DELFINA TISCORNIA
Delfina Tiscornia nació en Buenos Aires en 1966. Provenía de una familia de escritores y colaboró en diarios y revistas argentinas desde muy joven. Publicó en 1993 su poemario, “Equivocación del paisaje”. Su poesía es desgarrada, fuertemente confesional y cargada de imágenes que expresan el dolor de vivir. Se suicidó en 1996.
Póstumamente, se publicaron sus poemas y fragmentos en prosa con el título “Mientras la noche avanza” (Emecé, 1997). De él se extrajo este texto que aclara su postura frente a la poesía mucho más que cualquier comentario.
A modo de prólogo
Escribir produce culpa, a veces. Otras, alivio. Unos dicen que el escritor es un impostor; a mí más bien me parece un pecador en el confesionario. Intimidad de la hoja en blanco que unas veces absuelve, otras delata y condena.
La interrupción del mundo se sucede. Es difícil construir el lugar intraspasable de lo propio. Dónde acaba tu persona. Dónde comienza.
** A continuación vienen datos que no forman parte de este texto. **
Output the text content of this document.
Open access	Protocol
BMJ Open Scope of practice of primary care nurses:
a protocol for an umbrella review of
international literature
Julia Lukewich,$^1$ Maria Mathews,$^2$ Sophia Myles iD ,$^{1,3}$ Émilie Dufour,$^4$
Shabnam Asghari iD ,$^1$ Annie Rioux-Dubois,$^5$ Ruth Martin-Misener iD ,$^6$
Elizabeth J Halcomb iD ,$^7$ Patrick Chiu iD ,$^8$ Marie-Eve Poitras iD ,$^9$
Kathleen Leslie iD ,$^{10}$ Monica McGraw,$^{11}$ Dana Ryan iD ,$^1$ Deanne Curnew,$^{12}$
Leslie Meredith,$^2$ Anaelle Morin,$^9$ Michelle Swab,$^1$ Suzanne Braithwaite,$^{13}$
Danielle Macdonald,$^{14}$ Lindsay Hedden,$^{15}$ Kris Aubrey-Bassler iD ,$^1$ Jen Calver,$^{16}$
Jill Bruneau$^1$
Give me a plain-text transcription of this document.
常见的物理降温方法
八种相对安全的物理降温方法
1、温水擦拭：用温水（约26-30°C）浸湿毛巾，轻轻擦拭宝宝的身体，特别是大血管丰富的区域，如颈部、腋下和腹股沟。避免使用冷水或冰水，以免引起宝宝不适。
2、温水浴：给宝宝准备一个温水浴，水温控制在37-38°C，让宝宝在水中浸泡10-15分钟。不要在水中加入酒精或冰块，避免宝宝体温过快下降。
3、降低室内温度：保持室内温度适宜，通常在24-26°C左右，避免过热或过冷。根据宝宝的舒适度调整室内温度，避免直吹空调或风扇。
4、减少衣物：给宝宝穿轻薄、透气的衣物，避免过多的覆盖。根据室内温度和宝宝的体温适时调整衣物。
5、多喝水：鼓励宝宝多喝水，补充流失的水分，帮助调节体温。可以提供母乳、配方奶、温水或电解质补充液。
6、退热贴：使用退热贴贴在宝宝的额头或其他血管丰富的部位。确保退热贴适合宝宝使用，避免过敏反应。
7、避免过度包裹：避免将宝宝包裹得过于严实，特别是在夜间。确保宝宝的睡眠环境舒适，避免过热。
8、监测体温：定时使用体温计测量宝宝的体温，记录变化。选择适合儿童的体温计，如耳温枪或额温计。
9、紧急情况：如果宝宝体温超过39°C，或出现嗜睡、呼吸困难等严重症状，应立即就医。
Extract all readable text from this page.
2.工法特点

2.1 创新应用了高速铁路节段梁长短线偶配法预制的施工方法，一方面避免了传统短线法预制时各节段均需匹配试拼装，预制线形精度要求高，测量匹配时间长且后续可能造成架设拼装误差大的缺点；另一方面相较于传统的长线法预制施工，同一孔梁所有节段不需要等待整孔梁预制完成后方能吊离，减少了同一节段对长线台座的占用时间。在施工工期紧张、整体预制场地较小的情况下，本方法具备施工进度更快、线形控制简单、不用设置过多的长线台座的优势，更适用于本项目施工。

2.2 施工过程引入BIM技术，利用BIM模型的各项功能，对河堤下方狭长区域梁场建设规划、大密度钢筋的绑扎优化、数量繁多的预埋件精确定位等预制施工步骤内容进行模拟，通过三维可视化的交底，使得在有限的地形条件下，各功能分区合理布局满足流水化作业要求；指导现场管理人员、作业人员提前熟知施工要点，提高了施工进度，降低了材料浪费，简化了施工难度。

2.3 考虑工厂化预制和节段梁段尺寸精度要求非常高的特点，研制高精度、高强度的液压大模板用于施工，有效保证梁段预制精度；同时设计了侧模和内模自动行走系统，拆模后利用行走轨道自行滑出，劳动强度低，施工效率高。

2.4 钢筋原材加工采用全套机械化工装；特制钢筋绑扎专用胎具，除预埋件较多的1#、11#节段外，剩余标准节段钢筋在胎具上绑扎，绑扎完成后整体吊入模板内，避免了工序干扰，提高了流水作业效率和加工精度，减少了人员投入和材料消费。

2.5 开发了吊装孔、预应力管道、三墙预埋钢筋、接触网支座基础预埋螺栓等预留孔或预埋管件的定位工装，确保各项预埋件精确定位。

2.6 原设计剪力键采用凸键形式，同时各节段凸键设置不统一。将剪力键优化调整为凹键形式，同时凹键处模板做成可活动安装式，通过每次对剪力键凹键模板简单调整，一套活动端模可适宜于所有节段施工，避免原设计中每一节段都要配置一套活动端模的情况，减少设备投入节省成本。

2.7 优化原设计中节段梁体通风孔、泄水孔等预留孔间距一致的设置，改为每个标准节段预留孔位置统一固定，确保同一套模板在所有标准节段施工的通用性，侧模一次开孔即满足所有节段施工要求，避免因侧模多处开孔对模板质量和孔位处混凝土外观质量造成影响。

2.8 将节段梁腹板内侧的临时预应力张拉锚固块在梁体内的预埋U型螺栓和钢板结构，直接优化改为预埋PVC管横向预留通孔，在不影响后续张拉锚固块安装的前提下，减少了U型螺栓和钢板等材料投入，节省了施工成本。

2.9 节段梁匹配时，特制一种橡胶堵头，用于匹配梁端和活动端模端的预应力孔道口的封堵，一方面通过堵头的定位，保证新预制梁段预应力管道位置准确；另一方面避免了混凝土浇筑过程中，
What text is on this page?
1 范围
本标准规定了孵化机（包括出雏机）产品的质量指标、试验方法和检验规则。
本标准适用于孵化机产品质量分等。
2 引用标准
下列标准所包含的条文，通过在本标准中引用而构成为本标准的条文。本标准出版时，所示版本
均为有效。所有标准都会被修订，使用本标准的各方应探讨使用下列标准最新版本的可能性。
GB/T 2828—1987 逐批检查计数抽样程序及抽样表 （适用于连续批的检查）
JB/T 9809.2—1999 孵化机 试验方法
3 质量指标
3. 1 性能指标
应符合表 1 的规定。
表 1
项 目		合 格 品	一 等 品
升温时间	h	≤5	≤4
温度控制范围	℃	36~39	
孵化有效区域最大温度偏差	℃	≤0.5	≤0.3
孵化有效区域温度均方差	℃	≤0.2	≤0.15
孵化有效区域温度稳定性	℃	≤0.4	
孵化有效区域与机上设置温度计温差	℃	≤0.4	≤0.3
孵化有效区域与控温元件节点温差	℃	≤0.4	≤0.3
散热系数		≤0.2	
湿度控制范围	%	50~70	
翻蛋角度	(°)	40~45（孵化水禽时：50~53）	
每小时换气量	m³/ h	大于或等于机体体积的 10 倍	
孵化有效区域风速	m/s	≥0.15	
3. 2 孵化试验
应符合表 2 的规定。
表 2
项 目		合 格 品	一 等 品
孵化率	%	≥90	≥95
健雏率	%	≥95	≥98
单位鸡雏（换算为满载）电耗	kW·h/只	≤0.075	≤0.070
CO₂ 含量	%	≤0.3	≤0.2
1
Cómo visualizarla enteramente si está enredada todo el tiempo en los lazos del amor, el odio, el miedo, todos los sentimientos que nos condicionan y nos muestran que no somos uno, solo.
Por eso elijo escribir sin la participación de lo racional: el borboteo inconsciente, con sus altibajos y sus maravillas, su discurso contado y a ratos terrible, la estética incontrolable de la palabra suelta, libre de los márgenes que usamos cuando hablamos con otro.
Una imagen puede percibirse globalmente, como un color, una sensación, una nota. El poeta inventa imágenes, concilia lo inconciliable con la realidad fabricada por el pensamiento humano. Por eso la poesía no se lee, más bien se come.
Contactar. Como la piel con otra piel, o como dos respiraciones fundiéndose en un mismo ritmo. Las individualidades permanecen pero el goce es uno. Me recuerda una vieja canción de A. Del Prado que dice “bésale las piernas a la poesía”. Hacer el amor con mundos ajenos. No cualquiera está dispuesto a montar ese caballo conducido por otro, y galoparlo.
Aquel que elige lo poético como modo de comunicación está aceptando lo contradictorio, lo incierto, lo raramente bello. El producto caliente del sentir que lleva adentro.
6/12/94
Horas
Prefiero verte estallar en la cocina
que hacer las paces con el odio;
todo es a veces tan exacto como un mapa
desbordado de colillas.
Este tiempo es un agujero verde
donde me estoy fugando
desnuda y cargada de valijas.
Pero despierto a golpes de agua
en esta habitación vacía
y me sacudo el lastre del verano
y lloro alternando las esquinas;
todo huele a farmacia o cementerio,
no distingo,
imagino la muerte cabalgando por tu pelo
con la heladera abierta y la TV rugiendo.
Alguien llama a la puerta, me armo y me desarmo
como un rompecabezas antiguo
y atiendo en camisón: sos vos girando
entrás girando
hablás girando, yo me pongo detrás de las palabras y
las leo,
una luz blanca y seca me apuñala
busco tus ojos y ya ruedan por el piso,
suben al empapelado y ahí se quedan,
feos como moscas.
En este paisaje desolado
me aferro a tu corbata incólume,
mientras tu cuerpo empieza a deshacerse.
(1994)
Más acá, por favor
Me quedé sin nube
fuera de todo, hasta de la lluvia.
Desde aquí alcanzo a ver tu silueta
pateando latas y puteando al perro.
Qué rara paz;
este estar abierto y sin deseos
como una ameba boba
fundido en el todo o en la nada,
da lo mismo.
Ah, qué prisa llevan allá abajo,
si supieran
no serían capaces de reírse de sí mismos
por creerse más necesarios que una hormiga.
Bueno, mantengo el vicio del lenguaje
todavía.
Así que de esto se trataba
tanto misterio
y luego del zarpazo final
la calma chicha
(y unos cuantos descontentos,
como en todos lados)
Pero hay algo, un detalle
que debo confesarte
y me avergüenza
lo que realmente añoro
es aquella increíble idea de un dios
patentador y responsable de este insípido quilombo
que aliviaba mis noches
cuando vivía allá abajo.
(1995)
El engaño
II
Me trago mis palabras
mi propia basura irreductible
soy el sueño egoísta de otro aburrido espíritu
que inventó mis miedos y mis odios
para que lo entretenga de su hastío de siglos.
Palabra, semántica, sintaxis
soy esclavo de tus combinaciones
y moriré desnudo sin haber dicho nada,
nada de lo que es mío solamente.
(1995)
de “Mientras la noche avanza”, 1997, Emecé.